I approached this biography with a considerable degree of admiration and respect for Sherman. Upon learning more about the man, I sometimes admired him even more—for example, in his banking days in California, he demonstrated, during trying economic times, an uncommonly high standard of ethical responsibility and concern for his investors. At other times, I found Sherman troubling, even offensive.

Whatever Sherman is saying and doing, one factor is consistent: he is never boring. If I had known him, I sometimes think I would have liked him—and then again, I realize that, upon occasion, he undoubtedly would have irritated me. My somewhat mixed feelings about him, I think, are advantageous—if one strives for understanding and objectivity. While I acknowledge these goals to be unattainable in an absolute sense, that is no justification for not striving to achieve them. Harboring either an excessive fondness, a pitfall of many a biographer, or an intense dislike of one’s subject is not conducive to producing a satisfactory assessment.

For more than forty years I have lived, off and on, with Sherman. All of his Civil War career I have studied in depth, writing several books in which Sherman was a major figure. As to his life as a whole, I have brought a perspective to this study, being now older than Sherman was when he died, that would have been impossible years ago. This biography has enabled me to examine not only Sherman but the Civil War as well, from a matured perspective, crafting and refining some changes of analysis relative both to the war and to Sherman, as well as to reflect upon Nineteenth Century America—Sherman’s Century. For me, a Sherman biography has long seemed “a natural” project.

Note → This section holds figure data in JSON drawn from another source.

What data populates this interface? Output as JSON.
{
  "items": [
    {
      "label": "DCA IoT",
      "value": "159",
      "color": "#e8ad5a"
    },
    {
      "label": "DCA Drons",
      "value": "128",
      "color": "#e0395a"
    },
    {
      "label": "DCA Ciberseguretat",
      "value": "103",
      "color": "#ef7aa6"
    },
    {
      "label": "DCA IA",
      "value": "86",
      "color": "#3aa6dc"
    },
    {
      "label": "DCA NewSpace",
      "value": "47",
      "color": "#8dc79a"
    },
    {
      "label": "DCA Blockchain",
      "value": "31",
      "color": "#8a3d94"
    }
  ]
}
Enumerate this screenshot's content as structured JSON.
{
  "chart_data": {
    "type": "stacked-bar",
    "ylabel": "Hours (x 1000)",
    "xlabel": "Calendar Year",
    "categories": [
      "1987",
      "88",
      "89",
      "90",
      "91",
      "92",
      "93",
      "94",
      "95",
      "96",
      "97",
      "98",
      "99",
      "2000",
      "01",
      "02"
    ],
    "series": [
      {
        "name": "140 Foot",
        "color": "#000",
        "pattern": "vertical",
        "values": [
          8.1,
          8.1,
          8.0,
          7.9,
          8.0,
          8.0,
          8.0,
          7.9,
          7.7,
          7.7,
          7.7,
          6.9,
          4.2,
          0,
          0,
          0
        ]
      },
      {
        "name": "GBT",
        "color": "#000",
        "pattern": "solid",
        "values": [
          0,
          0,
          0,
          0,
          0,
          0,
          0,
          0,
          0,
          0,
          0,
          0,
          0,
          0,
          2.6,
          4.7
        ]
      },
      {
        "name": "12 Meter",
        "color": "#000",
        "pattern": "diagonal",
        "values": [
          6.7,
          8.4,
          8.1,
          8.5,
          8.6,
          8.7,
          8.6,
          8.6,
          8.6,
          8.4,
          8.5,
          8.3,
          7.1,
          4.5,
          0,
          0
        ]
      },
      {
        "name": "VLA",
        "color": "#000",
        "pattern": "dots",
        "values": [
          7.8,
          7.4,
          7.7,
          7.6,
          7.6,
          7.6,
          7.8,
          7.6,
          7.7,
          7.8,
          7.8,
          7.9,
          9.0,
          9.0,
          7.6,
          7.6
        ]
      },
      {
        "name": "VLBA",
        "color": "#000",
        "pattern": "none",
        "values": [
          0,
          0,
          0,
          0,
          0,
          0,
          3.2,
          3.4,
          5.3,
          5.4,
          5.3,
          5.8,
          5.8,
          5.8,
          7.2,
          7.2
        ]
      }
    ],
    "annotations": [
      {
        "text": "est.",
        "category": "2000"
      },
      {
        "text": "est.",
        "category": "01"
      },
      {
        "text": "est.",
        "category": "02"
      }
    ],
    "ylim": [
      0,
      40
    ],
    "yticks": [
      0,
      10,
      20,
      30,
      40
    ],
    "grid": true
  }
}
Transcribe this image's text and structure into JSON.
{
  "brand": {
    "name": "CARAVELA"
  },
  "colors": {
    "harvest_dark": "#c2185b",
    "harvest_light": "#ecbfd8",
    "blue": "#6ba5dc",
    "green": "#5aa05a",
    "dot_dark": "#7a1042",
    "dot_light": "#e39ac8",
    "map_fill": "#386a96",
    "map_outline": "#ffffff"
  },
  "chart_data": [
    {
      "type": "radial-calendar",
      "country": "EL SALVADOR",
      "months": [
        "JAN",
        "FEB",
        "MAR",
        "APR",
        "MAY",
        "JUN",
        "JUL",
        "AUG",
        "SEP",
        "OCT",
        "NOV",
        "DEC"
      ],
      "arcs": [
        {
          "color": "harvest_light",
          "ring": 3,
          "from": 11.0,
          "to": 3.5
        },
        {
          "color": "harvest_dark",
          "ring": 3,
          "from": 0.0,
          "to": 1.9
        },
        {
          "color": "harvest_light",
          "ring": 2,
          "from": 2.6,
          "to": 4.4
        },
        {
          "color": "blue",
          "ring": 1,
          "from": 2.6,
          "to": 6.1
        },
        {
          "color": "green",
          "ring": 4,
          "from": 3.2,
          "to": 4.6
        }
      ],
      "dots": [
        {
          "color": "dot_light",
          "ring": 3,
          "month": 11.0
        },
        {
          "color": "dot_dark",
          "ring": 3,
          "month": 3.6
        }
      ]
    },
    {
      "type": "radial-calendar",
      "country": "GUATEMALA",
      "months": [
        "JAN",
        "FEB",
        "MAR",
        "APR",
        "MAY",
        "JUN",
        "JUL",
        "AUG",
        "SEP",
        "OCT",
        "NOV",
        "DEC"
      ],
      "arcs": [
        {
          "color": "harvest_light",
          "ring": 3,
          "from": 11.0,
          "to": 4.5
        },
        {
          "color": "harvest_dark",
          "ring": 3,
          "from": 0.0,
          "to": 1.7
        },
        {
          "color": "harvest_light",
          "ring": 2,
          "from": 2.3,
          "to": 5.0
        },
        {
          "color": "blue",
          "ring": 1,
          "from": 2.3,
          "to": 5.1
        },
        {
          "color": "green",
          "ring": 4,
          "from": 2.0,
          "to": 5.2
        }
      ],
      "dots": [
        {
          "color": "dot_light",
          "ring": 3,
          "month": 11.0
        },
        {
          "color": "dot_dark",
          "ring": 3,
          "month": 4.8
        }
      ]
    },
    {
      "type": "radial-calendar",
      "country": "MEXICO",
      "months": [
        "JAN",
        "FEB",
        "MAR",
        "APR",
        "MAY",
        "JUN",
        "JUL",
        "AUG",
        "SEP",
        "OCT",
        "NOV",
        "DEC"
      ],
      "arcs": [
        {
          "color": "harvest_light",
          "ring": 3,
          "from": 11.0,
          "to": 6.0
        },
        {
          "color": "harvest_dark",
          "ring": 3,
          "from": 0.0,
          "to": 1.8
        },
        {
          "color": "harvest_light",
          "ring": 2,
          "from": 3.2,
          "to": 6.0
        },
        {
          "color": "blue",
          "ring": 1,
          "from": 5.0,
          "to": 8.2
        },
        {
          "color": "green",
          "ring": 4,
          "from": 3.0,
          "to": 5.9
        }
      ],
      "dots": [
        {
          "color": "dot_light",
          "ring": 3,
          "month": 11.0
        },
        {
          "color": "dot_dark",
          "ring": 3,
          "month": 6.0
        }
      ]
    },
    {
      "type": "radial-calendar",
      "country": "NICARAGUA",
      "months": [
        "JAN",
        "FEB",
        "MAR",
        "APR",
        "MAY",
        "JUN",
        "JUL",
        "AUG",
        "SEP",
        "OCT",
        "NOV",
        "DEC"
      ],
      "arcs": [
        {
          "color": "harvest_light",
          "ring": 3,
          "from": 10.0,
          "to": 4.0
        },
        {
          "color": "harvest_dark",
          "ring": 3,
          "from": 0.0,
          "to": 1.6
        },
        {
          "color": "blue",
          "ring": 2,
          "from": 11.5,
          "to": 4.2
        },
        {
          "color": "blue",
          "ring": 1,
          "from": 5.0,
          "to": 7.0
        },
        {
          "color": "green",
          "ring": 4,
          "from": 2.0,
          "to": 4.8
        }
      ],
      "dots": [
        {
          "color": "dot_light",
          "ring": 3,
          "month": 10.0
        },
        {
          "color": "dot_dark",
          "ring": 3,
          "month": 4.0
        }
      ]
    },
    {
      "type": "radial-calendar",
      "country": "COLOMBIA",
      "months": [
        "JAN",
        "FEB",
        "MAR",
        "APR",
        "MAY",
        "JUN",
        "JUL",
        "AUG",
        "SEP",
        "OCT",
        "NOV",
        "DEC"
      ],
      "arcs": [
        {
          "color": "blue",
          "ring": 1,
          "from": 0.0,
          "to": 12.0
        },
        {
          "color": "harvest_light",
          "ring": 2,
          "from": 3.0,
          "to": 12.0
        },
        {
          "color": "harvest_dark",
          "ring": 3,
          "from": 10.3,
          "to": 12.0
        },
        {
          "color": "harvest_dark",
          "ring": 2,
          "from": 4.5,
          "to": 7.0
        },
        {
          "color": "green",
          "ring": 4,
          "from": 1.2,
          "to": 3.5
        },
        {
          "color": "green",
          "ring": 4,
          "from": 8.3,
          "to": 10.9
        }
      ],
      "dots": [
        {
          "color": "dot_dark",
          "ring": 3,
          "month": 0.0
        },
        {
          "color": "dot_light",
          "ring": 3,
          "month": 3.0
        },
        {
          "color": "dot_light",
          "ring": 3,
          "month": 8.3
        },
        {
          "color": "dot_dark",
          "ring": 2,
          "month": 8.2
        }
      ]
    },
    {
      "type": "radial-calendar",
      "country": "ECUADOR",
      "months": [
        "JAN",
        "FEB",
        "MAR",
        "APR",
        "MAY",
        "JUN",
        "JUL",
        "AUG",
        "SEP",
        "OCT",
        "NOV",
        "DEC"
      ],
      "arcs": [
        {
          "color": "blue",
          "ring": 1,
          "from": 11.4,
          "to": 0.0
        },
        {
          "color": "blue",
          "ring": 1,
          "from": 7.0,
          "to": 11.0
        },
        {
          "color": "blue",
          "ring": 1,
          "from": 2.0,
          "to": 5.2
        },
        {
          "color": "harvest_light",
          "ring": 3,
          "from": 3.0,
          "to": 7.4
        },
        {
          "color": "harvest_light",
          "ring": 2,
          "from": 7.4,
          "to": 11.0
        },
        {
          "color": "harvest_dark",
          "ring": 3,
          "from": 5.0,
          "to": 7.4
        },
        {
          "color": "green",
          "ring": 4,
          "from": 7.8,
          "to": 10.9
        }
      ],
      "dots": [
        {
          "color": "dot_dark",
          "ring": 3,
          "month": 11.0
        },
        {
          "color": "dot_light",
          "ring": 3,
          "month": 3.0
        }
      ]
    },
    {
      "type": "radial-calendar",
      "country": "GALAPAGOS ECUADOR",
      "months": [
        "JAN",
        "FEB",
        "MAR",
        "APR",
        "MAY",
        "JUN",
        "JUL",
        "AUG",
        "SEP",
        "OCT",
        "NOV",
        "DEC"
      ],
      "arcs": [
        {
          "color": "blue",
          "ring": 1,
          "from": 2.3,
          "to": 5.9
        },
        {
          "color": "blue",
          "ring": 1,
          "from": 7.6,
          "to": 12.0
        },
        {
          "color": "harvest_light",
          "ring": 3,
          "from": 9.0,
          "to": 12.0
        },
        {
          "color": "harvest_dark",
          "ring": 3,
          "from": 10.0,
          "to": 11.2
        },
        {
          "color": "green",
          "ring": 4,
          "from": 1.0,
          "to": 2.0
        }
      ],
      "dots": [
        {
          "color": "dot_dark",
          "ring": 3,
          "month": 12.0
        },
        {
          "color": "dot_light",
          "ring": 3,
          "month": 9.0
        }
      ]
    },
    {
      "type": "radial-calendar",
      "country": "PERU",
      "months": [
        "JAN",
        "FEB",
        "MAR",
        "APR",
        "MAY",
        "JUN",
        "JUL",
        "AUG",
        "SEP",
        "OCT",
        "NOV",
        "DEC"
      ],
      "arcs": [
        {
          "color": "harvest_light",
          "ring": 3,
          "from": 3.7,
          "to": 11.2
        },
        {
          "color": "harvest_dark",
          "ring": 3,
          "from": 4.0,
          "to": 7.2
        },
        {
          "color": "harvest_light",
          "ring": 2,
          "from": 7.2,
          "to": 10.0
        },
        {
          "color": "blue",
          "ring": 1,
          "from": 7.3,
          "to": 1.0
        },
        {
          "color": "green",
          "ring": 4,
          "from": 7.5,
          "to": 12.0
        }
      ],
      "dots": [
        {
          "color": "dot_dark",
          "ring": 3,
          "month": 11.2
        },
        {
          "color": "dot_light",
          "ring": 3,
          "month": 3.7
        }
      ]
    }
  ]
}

Finally, a few explanations are necessary. The general reader will find it helpful to keep in mind that the vast majority of United States soldiers who fought in the Civil War were so-called National Volunteers, rather than regular army. Consequently the rank of a regular army officer like Sherman can be confusing. When Sherman went back into the U.S. Army at the beginning of the war, he became a colonel. After the Battle of Bull Run, he was promoted to brigadier general of volunteers, while remaining a colonel in the regular army. Following the Battle of Shiloh, he was advanced to major general of volunteers. Not until 1863, after Vicksburg, did he become a brigadier general in the regular army. In 1864 he was promoted to major general in the regular army, the rank he held for the remainder of the war.

Sherman was a prolific writer, by any standard of comparison, and I have tried to present his words, phrases and sentences exactly as he penned them, without any effort to correct the occasional grammatical mistakes (which are very few considering how much and how rapidly he wrote), the misspelled words or the terms unacceptable today, most notably the word “nigger.” Several peculiarities of his writing will be apparent, such as sometimes capitalizing the first letter of a word when there is no reason to do so (many people of his era did this); sometimes expressing “damned” as “d——d”; or spelling a word more than one way, even the name of his son: “Willie” and “Willy.” I decided that the reader should get the full, unvarnished Sherman whenever he is quoted.

Of course, I alone am responsible for all statements of fact, interpretations, analyses and conclusions presented herein.